Last year, China increased its defence spending by 7.6% allocating about 954 billion yuan ($143.7 billion) about three times that of India. — PTI
Will resolutely oppose Taiwan’s independence: Beijing
- China will resolutely oppose Taiwan’s independence, Premier Li Keqiang said on Sunday amid heightened tension between Beijing and the island
- China claims Taiwan as part of its mainland and opposes any country having any political and diplomatic relations with the self-ruled island
- China recently took exception to US President Donald Trump’s comments that he would negotiate on the ‘One China’ policy
- At the same time, Li said the notion of Hong Kong independence would lead nowhere, and Beijing would ensure that the principle of “one country, two systems” is applied in Hong Kong and Macao
Boosting military
- China’s military build-up has rattled nerves around the region, particularly because it has taken an increasingly assertive stance in territorial disputes in the East China Sea, the South China Sea and over Taiwan, which China claims as its own.

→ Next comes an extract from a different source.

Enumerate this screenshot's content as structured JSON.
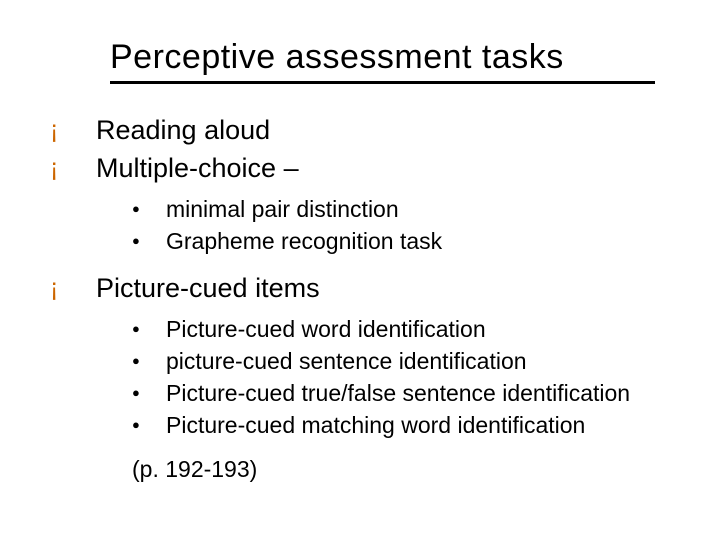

- China pledged more support for its military, including strengthening maritime and air defences as it takes steps to safeguard its sovereignty, but in a highly unusual move did not give spending figures for 2017 despite promises of transparency State news agency Xinhua also did not report the figure.
- “We will strengthen maritime and air defence as well as border controls and ensure the important operations related to countering terrorism, safeguarding stability, international peacekeeping and providing escorts on the high seas are well organised,” Premier Li said said.